Эрик стоял за креслом и разговаривал с ее отражением в зеркале.
— Индира, вы чудо! — сказал он с энтузиазмом, немного искажавшим его правильный английский выговор. — Я никогда еще не работал с такой моделью, как вы. По сравнению с вами все они, как мебель. Но вы… Вы абсолютно точно угадываете, что мне нужно. Как вам это удается?
— Не знаю. Просто чувствую, чего именно вы от меня ждете. — Ей казалось, что сердце теперь бьется так громко, что он может его услышать. В надежде обрести хладнокровие она стала пересчитывать лампочки, окружавшие зеркало. Хорошо хоть, что есть возможность напрямую не встречать взгляд этих чудесных серых глаз. Разговаривая с его отражением в зеркале, она как бы увеличивала дистанцию между ними.

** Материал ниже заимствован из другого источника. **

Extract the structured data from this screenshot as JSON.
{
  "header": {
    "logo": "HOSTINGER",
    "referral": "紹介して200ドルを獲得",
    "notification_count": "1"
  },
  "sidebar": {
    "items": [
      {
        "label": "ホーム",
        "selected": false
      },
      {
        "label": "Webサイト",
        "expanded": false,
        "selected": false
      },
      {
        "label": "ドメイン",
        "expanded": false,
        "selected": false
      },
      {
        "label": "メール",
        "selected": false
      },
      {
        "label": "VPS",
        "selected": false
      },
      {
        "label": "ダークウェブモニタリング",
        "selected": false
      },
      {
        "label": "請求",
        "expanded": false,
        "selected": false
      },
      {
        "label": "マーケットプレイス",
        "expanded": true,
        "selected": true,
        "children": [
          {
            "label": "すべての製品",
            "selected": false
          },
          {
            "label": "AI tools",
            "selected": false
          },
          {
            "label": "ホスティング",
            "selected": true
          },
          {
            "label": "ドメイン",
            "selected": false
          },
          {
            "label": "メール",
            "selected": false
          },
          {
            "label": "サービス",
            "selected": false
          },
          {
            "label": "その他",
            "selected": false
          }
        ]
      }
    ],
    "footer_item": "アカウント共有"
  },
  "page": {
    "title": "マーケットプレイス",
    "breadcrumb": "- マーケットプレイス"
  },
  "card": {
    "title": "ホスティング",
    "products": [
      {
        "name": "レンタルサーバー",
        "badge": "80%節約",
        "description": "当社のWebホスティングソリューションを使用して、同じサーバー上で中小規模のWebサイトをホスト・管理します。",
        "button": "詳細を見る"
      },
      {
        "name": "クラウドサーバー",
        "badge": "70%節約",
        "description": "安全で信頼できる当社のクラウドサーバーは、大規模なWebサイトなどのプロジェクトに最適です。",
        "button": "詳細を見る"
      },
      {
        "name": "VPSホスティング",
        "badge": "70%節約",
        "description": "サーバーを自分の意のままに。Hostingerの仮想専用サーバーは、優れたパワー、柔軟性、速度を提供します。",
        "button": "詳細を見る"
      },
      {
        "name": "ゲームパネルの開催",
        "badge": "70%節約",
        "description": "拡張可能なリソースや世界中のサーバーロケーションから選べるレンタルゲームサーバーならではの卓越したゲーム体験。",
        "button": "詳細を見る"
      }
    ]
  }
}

— Должно быть, восточная интуиция, — сказал он задумчиво, потом хлопнул себя по лбу. — Ну конечно же! Вы же, наверное, занимались йогой. Вот что так Обостряет ваше восприятие. — Он придвинулся и положил руки ей на плечи. Они были горячими и тяжелыми, и ее ноздри уловили его запах — пьянящую смесь пота, дикого чебреца и еще чего-то, что заставило Карен подумать о волнах, с грохотом разбивающихся о скалы фьордов. Сердце ее продолжало гулко биться.
— Йогой? — Она едва не поперхнулась. Он с энтузиазмом кивнул.
— Да. Я, конечно, никогда бы не стал ее фанатиком, но с удовольствием попробовал бы. Там, правда, есть сложные позиции, которые, мне кажется, я никогда бы не смог исполнить. Может быть, вы смогли бы помочь мне?
Про себя Карен подумала, что с удовольствием попробовала бы с ним две или три позиции, но о йоге она не знает почти ничего, если не считать, что когда-то брала у Жанни, своей подруги, книгу о хатка-йоге, но так и не удосужилась ее прочитать.
— Сложные позиции требуют величайшего контроля духа и тела, так же как и простые, — только и могла ответить она, надеясь, что это прозвучит достаточно убедительно. И тут же снова стала считать лампочки.
— Секрет, по-видимому, в том, чтобы полностью отдаться этому, да? Как мы только что это делали здесь, в студии.
Давление его рук усилилось, сильные пальцы спустились к ее грудям.
— Это было…
— Потрясающе, — прошептала Карен. На этот раз она не оторвала взгляд от его глаз. Они стали темнее. Она была уверена в этом.
— Да, так и было. Как будто занимаешься любовью. Да?
Это надо прекратить, сказала она себе. Съемка закончилась. Сондерсен получил свои кадры. Нужно сказать ему правду, иначе одна ложь повлечет за собой другую, и тогда этому конца не будет. Карен сжала руки так, что ногти впились в ладони, потом медленно встала и повернулась к нему лицом, но так, что между ними оставался стул.